Já em relação a MC Ryan, a investigação o coloca como peça central da estrutura, com atuação ligada à movimentação e concentração de recursos. O nome dele aparece diretamente associado à base financeira do esquema.

Sobre MC Poze do Rodo, embora esteja entre os alvos da operação, a Polícia Federal ainda não detalhou publicamente qual seria a atuação específica dele dentro do grupo, ponto que depende do avanço das análises.

O que dizem as defesas

A defesa de Raphael afirma que a atuação do influenciador se restringe à prestação de serviços publicitários, atividade que classifica como legal e regularmente exercida. Segundo o advogado, os valores recebidos são compatíveis com contratos de marketing e não há participação em organização criminosa.

No caso de MC Ryan, a defesa informou que ainda não teve acesso ao processo, que tramita sob sigilo, e sustenta que todas as movimentações financeiras do artista possuem origem comprovada e seguem a legislação.

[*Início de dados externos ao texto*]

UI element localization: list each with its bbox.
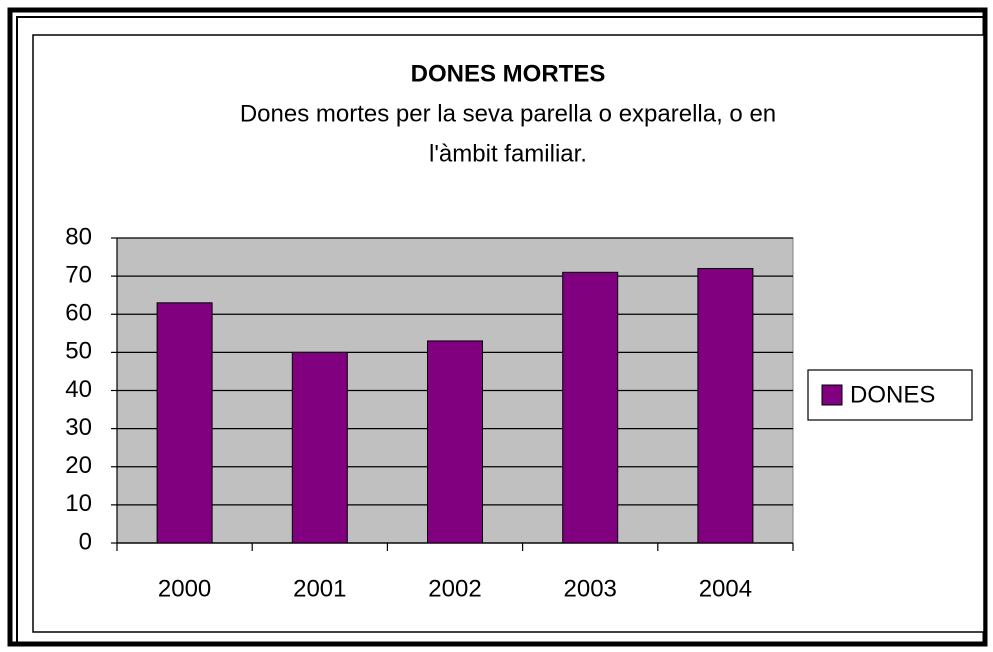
bar — [427, 340, 483, 544]
legend-label: DONES — [850, 381, 935, 408]
y-tick-label: 20 — [65, 452, 92, 479]
bar — [156, 302, 213, 544]
bar — [562, 271, 619, 544]
y-tick-label: 10 — [65, 490, 92, 517]
y-tick-label: 70 — [65, 261, 92, 288]
legend-swatch — [821, 384, 843, 406]
bar — [697, 268, 754, 544]
x-tick-label: 2003 — [564, 575, 617, 602]
bar — [291, 351, 348, 544]
x-tick-label: 2001 — [293, 575, 346, 602]
x-tick-label: 2004 — [699, 575, 752, 602]
y-tick-label: 40 — [65, 376, 92, 403]
y-tick-label: 50 — [65, 338, 92, 365]
x-tick-label: 2002 — [428, 575, 481, 602]
chart-subtitle: Dones mortes per la seva parella o expar… — [240, 100, 776, 127]
x-tick-label: 2000 — [158, 575, 211, 602]
y-tick-label: 0 — [79, 528, 92, 555]
outer-frame — [7, 7, 988, 647]
chart-title: DONES MORTES — [411, 60, 606, 87]
frame-inner-line — [16, 16, 985, 644]
y-tick-label: 60 — [65, 300, 92, 327]
chart-subtitle: l'àmbit familiar. — [429, 140, 587, 167]
y-tick-label: 30 — [65, 414, 92, 441]
y-tick-label: 80 — [65, 223, 92, 250]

Até o momento, não houve manifestação pública detalhada sobre a situação de MC Poze do Rodo.

O que acontece agora

Com a operação em andamento, a Polícia Federal concentra esforços na análise de celulares, documentos e registros financeiros apreendidos. Essa etapa é considerada decisiva para identificar o papel individual de cada investigado dentro da estrutura.

A partir desses dados, o caso pode avançar para a apresentação de denúncias formais à Justiça. Os envolvidos podem responder por crimes como lavagem de dinheiro, associação criminosa e evasão de divisas, conforme o desdobramento da investigação.